Indiana Vocational and Technical College was established on March 15, 1963, with a single academic program and an enrollment of about 3,000 students. It has evolved into the nation’s largest singly accredited community college system, with more than 125 areas of study and statewide enrollment of nearly 200,000.
Ivy Tech-Northeast has been a vibrant partner as one of 14 administrative regions, serving more than 10,000 students in nine northeast Indiana counties. Its Fort Wayne programs, which began in 1968, have enjoyed dramatic growth in recent years as Ivy Tech transitioned from its vocational and technical focus into a comprehensive community college system. The addition of the North Campus property at the site of the former developmental center, including the Steel Dynamics Inc. Keith E. Busse Technology Center, marked a major turning point for the regional college. The region also has a new Aviation Center at Smith Field and programs at the Public Safety Academy.
Ed Reed, who retired two years ago as executive director of marketing and communications, began his association with Ivy Tech-Northeast in 1978, when it was housed in the former Concordia High School at Maumee Avenue and North Anthony Boulevard. He notes that the number of northeast Indiana residents who have benefited from an Ivy Tech education is much higher than its graduate numbers would suggest.
When you look at the enrollment over the years, you see that many students attended until they were employable, then they left when they got a good job.
Career experience has been an emphasis in selecting Ivy Tech faculty and staff, Reed said.
In the early days, we didn’t care as much about degrees – we cared very much if they had job experience, he said. Even today, the people we have had long experience in the field.
Those experiences are helpful to students such as Mary Montes, who earned an associate’s degree in criminal justice in May. She is now studying political science at IPFW, where all of her credits seamlessly transferred toward her four-year degree. A native of Peru and a Northrop High School graduate, she chose Ivy Tech at an administrator’s urging and never regretted the decision.
When you are in the classroom, your instructor focuses on the individual, she said. They take the time to know you and to take an interest in your life.
Chancellor Jerrilee Mosier also noted the role of faculty and staff in serving students.
We have excellent faculty and excellent students, she said. What we do in service to those students and for the community are amazing. We provide the students an opportunity to obtain a career of their choice at a very reasonable cost. I’ve worked at a number of community college systems over the years – I’ve never worked with a finer group of faculty. They really do what I believe is the work at the heart of the community college: Serve students.

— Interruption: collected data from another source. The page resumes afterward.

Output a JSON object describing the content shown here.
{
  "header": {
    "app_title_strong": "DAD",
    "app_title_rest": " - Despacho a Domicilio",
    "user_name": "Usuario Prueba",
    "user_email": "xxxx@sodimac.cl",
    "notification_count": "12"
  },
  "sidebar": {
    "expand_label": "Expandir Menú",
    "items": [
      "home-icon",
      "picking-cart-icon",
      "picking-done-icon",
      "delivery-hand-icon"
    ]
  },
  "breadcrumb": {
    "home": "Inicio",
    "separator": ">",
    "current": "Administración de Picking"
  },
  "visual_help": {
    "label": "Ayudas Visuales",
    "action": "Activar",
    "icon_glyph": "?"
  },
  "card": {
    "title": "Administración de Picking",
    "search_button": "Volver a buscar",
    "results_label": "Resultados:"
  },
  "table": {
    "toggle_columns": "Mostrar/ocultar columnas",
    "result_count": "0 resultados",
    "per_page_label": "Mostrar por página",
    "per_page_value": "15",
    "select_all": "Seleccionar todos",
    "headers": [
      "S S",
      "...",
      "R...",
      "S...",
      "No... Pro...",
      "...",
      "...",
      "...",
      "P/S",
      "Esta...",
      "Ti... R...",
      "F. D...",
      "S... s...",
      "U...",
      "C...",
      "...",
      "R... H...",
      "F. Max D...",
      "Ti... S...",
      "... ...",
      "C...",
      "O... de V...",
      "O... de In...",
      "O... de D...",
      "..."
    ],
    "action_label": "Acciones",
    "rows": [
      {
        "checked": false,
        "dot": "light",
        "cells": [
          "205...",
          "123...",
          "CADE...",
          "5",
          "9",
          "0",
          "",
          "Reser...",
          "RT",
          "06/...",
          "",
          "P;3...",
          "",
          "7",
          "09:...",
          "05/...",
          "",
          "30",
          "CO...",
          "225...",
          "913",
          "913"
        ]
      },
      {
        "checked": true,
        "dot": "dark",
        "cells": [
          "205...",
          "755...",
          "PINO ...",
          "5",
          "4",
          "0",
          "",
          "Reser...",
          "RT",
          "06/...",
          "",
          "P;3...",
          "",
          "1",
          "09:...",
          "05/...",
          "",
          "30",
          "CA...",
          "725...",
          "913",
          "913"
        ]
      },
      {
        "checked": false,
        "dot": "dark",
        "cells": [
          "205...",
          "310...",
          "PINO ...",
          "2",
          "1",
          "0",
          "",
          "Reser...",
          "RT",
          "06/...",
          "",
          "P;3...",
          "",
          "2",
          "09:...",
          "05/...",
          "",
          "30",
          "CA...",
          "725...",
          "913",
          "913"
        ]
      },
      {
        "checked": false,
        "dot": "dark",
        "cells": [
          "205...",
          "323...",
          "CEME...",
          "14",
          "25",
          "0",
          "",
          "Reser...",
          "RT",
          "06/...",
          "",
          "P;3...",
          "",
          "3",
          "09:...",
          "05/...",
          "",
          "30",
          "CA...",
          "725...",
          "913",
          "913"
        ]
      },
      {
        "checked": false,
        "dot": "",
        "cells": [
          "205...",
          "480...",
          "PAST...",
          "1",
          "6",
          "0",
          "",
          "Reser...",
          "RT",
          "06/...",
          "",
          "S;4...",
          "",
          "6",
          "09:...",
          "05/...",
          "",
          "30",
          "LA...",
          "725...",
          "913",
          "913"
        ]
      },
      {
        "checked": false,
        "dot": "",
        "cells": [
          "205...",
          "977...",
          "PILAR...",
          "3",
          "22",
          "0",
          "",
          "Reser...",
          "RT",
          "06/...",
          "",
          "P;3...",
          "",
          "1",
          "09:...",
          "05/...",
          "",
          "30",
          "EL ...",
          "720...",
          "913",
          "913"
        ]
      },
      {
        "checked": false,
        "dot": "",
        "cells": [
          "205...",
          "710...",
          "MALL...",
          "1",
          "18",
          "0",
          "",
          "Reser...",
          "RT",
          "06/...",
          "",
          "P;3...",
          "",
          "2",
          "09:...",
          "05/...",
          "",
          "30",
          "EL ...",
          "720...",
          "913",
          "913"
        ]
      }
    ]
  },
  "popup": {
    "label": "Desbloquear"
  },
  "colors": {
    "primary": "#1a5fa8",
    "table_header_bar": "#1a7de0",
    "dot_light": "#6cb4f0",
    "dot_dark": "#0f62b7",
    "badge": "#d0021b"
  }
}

As the statewide system marks its anniversary, Mosier said she hopes the observance will broaden awareness of Ivy Tech.
I’m continually amazed about the number of people within our community who view us as the technical trade school of the region – not that that’s a bad thing. However, our missions and our programs are so much broader in how we can continue to serve students and the community.
Ivy Tech’s influence on northeast Indiana has been strong over the decades, and its student-focused mission and dedication to preparing graduates for both advanced study and careers suggest it will remain strong.
The public is invited to the celebration Wednesday. It’s set for 11 a.m. to 1 p.m. at the Student Life Center, 4900 St. Joe Road, and 1:30-4 p.m. at the library on the Coliseum Campus, 3800 N. Anthony Blvd.